More than three weeks into a strike that shut down classes at the University of Northern British Columbia, faculty are returning to classrooms and taking their grievances to the Labour Relations Board.
UNBC faculty association vice president Paul Siakaluk announced the decision Friday afternoon.
“The special mediator has adjourned bargaining on both sides, so to continue classes we will take down picket lines at 4:30 this afternoon,” he said during a news conference.
The provincial government appointed the special mediator Tuesday. The two sides remained at an impasse when negotiations were suspended Thursday.
With regular classes scheduled to end Dec. 3, faculty opted to pull down the pickets and return to classrooms. The association says it will continue other forms of job action like refusing to sit on committees.
Siakaluk said the Labour Relations Board could take some time to rule on the association’s complaint. It’s accusing the university of bargaining in bad faith, saying UNBC negotiators are attempting to renege on items the parties had already agreed on.
“Our members have a firm resolve to get a fair, sector-norm agreement,” he said. “I’d rather be in my lab with my students talking about their research projects. It’s been incredibly frustrating for our members that by Nov. 29 we still have not resolved the disagreements between the two sides and have a collective agreement in place.”
The university’s chief negotiator, Barb Daigle, is no stranger to bargaining disputes. UNBC’s interim vice-president of finance, people, organizational design and risk arrived in Prince George in 2015 after 12 years with the University of Saskatchewan.
The Canadian Union of Public Employees filed three unfair labour practice complaints with the Saskatchewan Labour Relations Board after a month-long 2007 strike. The union accused Daigle, chief negotiator for the administration, of refusing to take a tentative agreement to the university’s board of governors if a union representative participated in a news conference. At the conference, faculty, staff and students were to call for an external review of labour relations.
Daigle left amidst controversy in July 2014 following the high-profile dismissal of a professor who published a letter that criticized the administration’s restructuring and budget cuts.
Last year, Daigle spoke at the Canadian Association of University Business Officers conference in Vancouver and said that managers had discussed closing UNBC.
“We were at the beginning of developing the 10-year plan to shut UNBC down, because we had some significant issues that needed to turn around and budget, certainly, was one of them,” she said, adding, “Have we re-emerged yet?
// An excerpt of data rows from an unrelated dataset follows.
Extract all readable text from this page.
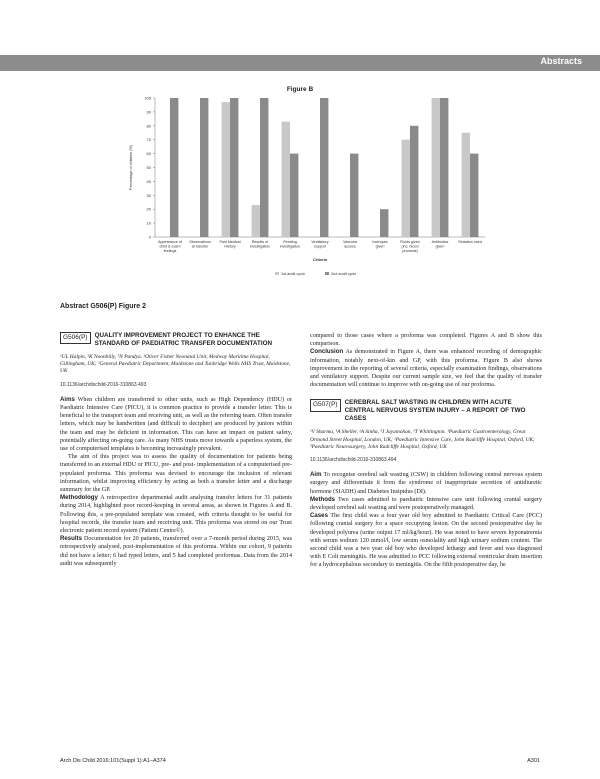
Abstracts
Figure B
0
10
20
30
40
50
60
70
80
90
100
Percentage of children (%)
Appearance of
child & exam
findings
Observations
at transfer
Past Medical
History
Results of
investigation
Pending
investigation
Ventilatory
support
Vascular
access
Inotropes
given
Fluids given
(inc. blood
products)
Antibiotics
given
Sedation used
Criteria
1st audit cycle	2nd audit cycle
Abstract G506(P) Figure 2
G506(P)	QUALITY IMPROVEMENT PROJECT TO ENHANCE THE STANDARD OF PAEDIATRIC TRANSFER DOCUMENTATION
¹UL Halpin, ²K Noonbilly, ³N Pandya. ¹Oliver Fisher Neonatal Unit, Medway Maritime Hospital, Gillingham, UK; ²General Paediatric Department, Maidstone and Tunbridge Wells NHS Trust, Maidstone, UK
10.1136/archdischild-2016-310863.493

Aims When children are transferred to other units, such as High Dependency (HDU) or Paediatric Intensive Care (PICU), it is common practice to provide a transfer letter. This is beneficial to the transport team and receiving unit, as well as the referring team. Often transfer letters, which may be handwritten (and difficult to decipher) are produced by juniors within the team and may be deficient in information. This can have an impact on patient safety, potentially affecting on-going care. As many NHS trusts move towards a paperless system, the use of computerised templates is becoming increasingly prevalent.

The aim of this project was to assess the quality of documentation for patients being transferred to an external HDU or PICU, pre- and post- implementation of a computerised pre-populated proforma. This proforma was devised to encourage the inclusion of relevant information, whilst improving efficiency by acting as both a transfer letter and a discharge summary for the GP.

Methodology A retrospective departmental audit analysing transfer letters for 31 patients during 2014, highlighted poor record-keeping in several areas, as shown in Figures A and B. Following this, a pre-populated template was created, with criteria thought to be useful for hospital records, the transfer team and receiving unit. This proforma was stored on our Trust electronic patient record system (Patient Centre©).

Results Documentation for 20 patients, transferred over a 7-month period during 2015, was retrospectively analysed, post-implementation of this proforma. Within our cohort, 9 patients did not have a letter; 6 had typed letters, and 5 had completed proformas. Data from the 2014 audit was subsequently

compared to those cases where a proforma was completed. Figures A and B show this comparison.

Conclusion As demonstrated in Figure A, there was enhanced recording of demographic information, notably next-of-kin and GP, with this proforma. Figure B also shows improvement in the reporting of several criteria, especially examination findings, observations and ventilatory support. Despite our current sample size, we feel that the quality of transfer documentation will continue to improve with on-going use of our proforma.

G507(P)	CEREBRAL SALT WASTING IN CHILDREN WITH ACUTE CENTRAL NERVOUS SYSTEM INJURY – A REPORT OF TWO CASES
¹V Sharma, ¹A Sheller, ²A Sinha, ³J Jayamohan, ³T Whittington. ¹Paediatric Gastroenterology, Great Ormond Street Hospital, London, UK; ²Paediatric Intensive Care, John Radcliffe Hospital, Oxford, UK; ³Paediatric Neurosurgery, John Radcliffe Hospital, Oxford, UK
10.1136/archdischild-2016-310863.494

Aim To recognise cerebral salt wasting (CSW) in children following central nervous system surgery and differentiate it from the syndrome of inappropriate secretion of antidiuretic hormone (SIADH) and Diabetes Insipidus (DI).

Methods Two cases admitted to paediatric Intensive care unit following cranial surgery developed cerebral salt wasting and were postoperatively managed.

Cases The first child was a four year old boy admitted to Paediatric Critical Care (PCC) following cranial surgery for a space occupying lesion. On the second postoperative day he developed polyurea (urine output 17 ml/kg/hour). He was noted to have severe hyponatremia with serum sodium 120 mmol/l, low serum osmolality and high urinary sodium content. The second child was a two year old boy who developed lethargy and fever and was diagnosed with E Coli meningitis. He was admitted to PCC following external ventricular drain insertion for a hydrocephalous secondary to meningitis. On the fifth postoperative day, he

Arch Dis Child 2016;101(Suppl 1):A1–A374	A301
I don’t think so. It’s a journey, right. But I think we’re no longer on that journey down towards death.”
In a Nov. 19 interview with The Tyee, Daigle denied making the comments. A video of her presentation, posted online by the conference organizers, confirmed she had made the statements.
The organization has since removed the video. In an emailed statement it said it plans to restrict resources to members in future. “We decided to immediately take down the presentation referenced in your email on our own accord as we felt the information was being taken out of context.”
In a statement, UNBC president Daniel Weeks called the resumption of classes “an important gesture that provides us the ability to continue bargaining, focus on people, and resume normal operations.”
“As for the FA’s decision to file an unfair labour practice, the Employer understands that it is the prerogative of the Faculty Association to file this claim,” the statement said. “The Employer will present our position to the Labour Board.”
Friday’s announcement provides some certainty to students who have been out of class for three weeks.
Jade Szymanski is an outdoor recreation and tourism management student who hoped to complete her degree this semester. She has a job with Parks Canada and an apartment waiting for her in Vancouver.
But the strike threatened to delay her graduation.
“Students are pretty frustrated on multiple levels, whether it’s being prepared for exams or getting the support they need for being able to teach themselves the materials,” she said earlier in the week.
As students prepare to return to campus Monday, details of how the semester will be salvaged are unknown. University officials have discussed options that include extending classes, which were to end Dec. 3, into the exam period or even into January or modifying class requirements and deadlines.
None of the options come without upheaval for students.
“I feel like I have no closure on this chapter of my life,” Szymanski said.